Back in the Stone Age, when I was in elementary school, speech therapy was free. There was a special teacher designated for it. (I stuttered and stammered and mumbled. Mostly because my brain was going faster than my mouth could speak)

It was cut out of public school budgets almost 40 years ago. I think minor speech impediments can be endearing.

Not everywhere.

I'm still in my 20's, and had years of speech therapy at my public school.
 
It confuses me these days whenever I hear an adult with a lisp. My brother had one when he was younger, so his teachers sent him to the speech pathologist for a couple months, and it was quickly corrected. Now he speaks perfectly fine. I mean, I'm sure there are probably schools that don't have speech pathologists, but it just seems like something that people would work to correct when their kids are young.

(I bring this up because I was listening to Kings of Leon, and I can't bring myself to enjoy them because the lead singer has a pretty strong lisp that distracts me from the music)

I very vaguely remember having a lisp when I young. I had some sessions, in school, at a speech therapist thingymajic person and got rid of it.
The only thing I remember of the sessions is the sad snake and the good snake.
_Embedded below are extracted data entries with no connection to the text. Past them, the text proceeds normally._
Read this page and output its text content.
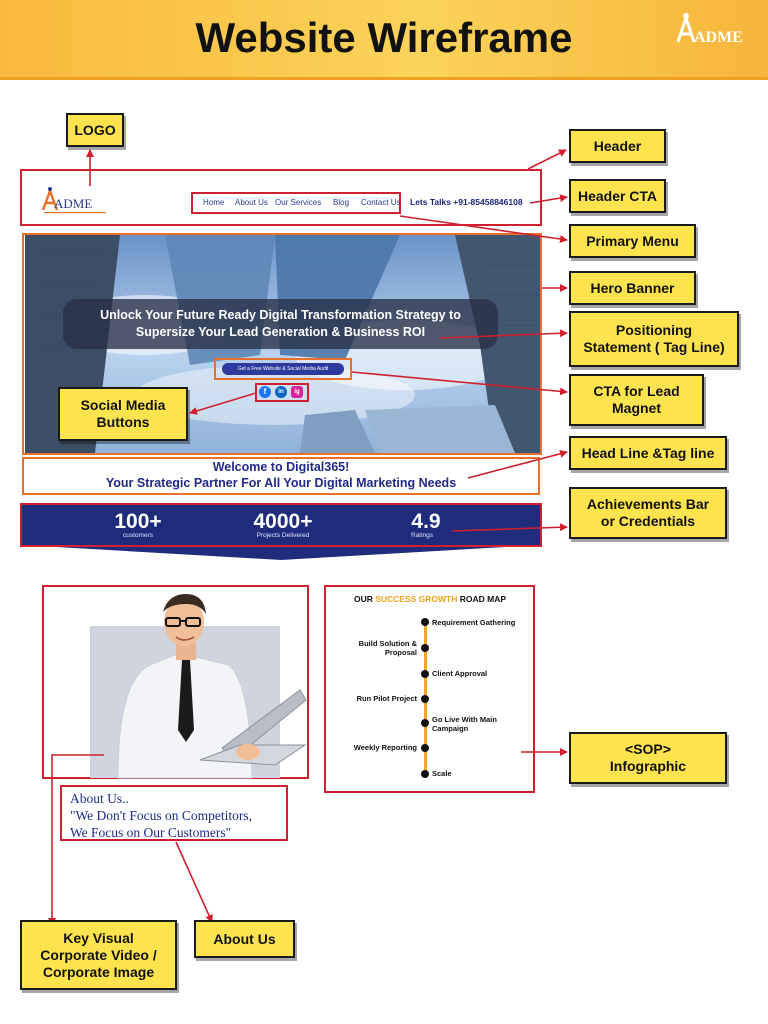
Website Wireframe	ADME
ADME	Home About Us Our Services Blog Contact Us Lets Talks +91-85458846108
Unlock Your Future Ready Digital Transformation Strategy to
Supersize Your Lead Generation & Business ROI
Get a Free Website & Social Media Audit
f	in	ig
Welcome to Digital365!
Your Strategic Partner For All Your Digital Marketing Needs
100+
customers
4000+
Projects Delivered
4.9
Ratings
About Us..
"We Don't Focus on Competitors,
We Focus on Our Customers"
OUR SUCCESS GROWTH ROAD MAP
Requirement Gathering
Build Solution &
Proposal
Client Approval
Run Pilot Project
Go Live With Main
Campaign
Weekly Reporting
Scale
LOGO
Header
Header CTA
Primary Menu
Hero Banner
Positioning
Statement ( Tag Line)
CTA for Lead
Magnet
Social Media
Buttons
Head Line &Tag line
Achievements Bar
or Credentials
<SOP>
Infographic
Key Visual
Corporate Video /
Corporate Image
About Us
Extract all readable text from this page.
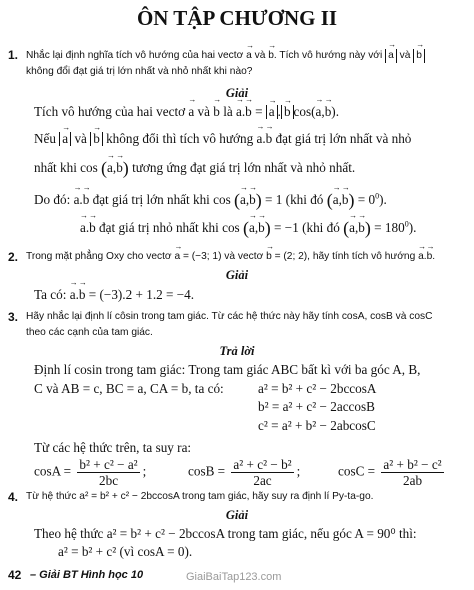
ÔN TẬP CHƯƠNG II
1. Nhắc lại định nghĩa tích vô hướng của hai vectơ → a và → b. Tích vô hướng này với → a và → b
không đổi đạt giá trị lớn nhất và nhỏ nhất khi nào?
Giải
Tích vô hướng của hai vectơ → a và → b là → a.→ b = → a . → b cos(→ a,→ b).
Nếu → a và → b không đổi thì tích vô hướng → a.→ b đạt giá trị lớn nhất và nhỏ
nhất khi cos (→ a,→ b) tương ứng đạt giá trị lớn nhất và nhỏ nhất.
Do đó: → a.→ b đạt giá trị lớn nhất khi cos (→ a,→ b) = 1 (khi đó (→ $a,\to b) = 0^0$).
→ a.→ b đạt giá trị nhỏ nhất khi cos (→ a,→ b) = −1 (khi đó (→ $a,\to b) = 180^0$).
2. Trong mặt phẳng Oxy cho vectơ → a = (−3; 1) và vectơ → b = (2; 2), hãy tính tích vô hướng → a.→ b.
Giải
Ta có: → a.→ b = (−3).2 + 1.2 = −4.
3. Hãy nhắc lại định lí côsin trong tam giác. Từ các hệ thức này hãy tính cosA, cosB và cosC
theo các cạnh của tam giác.
Trả lời
Định lí cosin trong tam giác: Trong tam giác ABC bất kì với ba góc A, B,
C và AB = c, BC = a, CA = b, ta có:	a² = b² + c² − 2bccosA
b² = a² + c² − 2accosB
c² = a² + b² − 2abcosC
Từ các hệ thức trên, ta suy ra:
$\cos A = \frac{\text{b² + c² − a²}}{2bc}$ ;	$\cos B = \frac{\text{a² + c² − b²}}{2ac}$ ;	$\cos C = \frac{\text{a² + b² − c²}}{2ab}$
4. Từ hệ thức a² = b² + c² − 2bccosA trong tam giác, hãy suy ra định lí Py-ta-go.
Giải
Theo hệ thức a² = b² + c² − 2bccosA trong tam giác, nếu góc A = 90⁰ thì:
a² = b² + c² (vì cosA = 0).
42 – Giải BT Hình học 10	GiaiBaiTap123.com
Though I'm sure my mother will be able to provide you with all the details, she has a memory for these things!!
 
It confuses me these days whenever I hear an adult with a lisp. My brother had one when he was younger, so his teachers sent him to the speech pathologist for a couple months, and it was quickly corrected. Now he speaks perfectly fine. I mean, I'm sure there are probably schools that don't have speech pathologists, but it just seems like something that people would work to correct when their kids are young.

(I bring this up because I was listening to Kings of Leon, and I can't bring myself to enjoy them because the lead singer has a pretty strong lisp that distracts me from the music)

If lisps went corrected we would of never been graced with the classic Brady Bunch episode where Cindy has the lisp! Do you really want to be deprived of that...further do you want to deprive the world of Suzy seeks seashells by the seashore???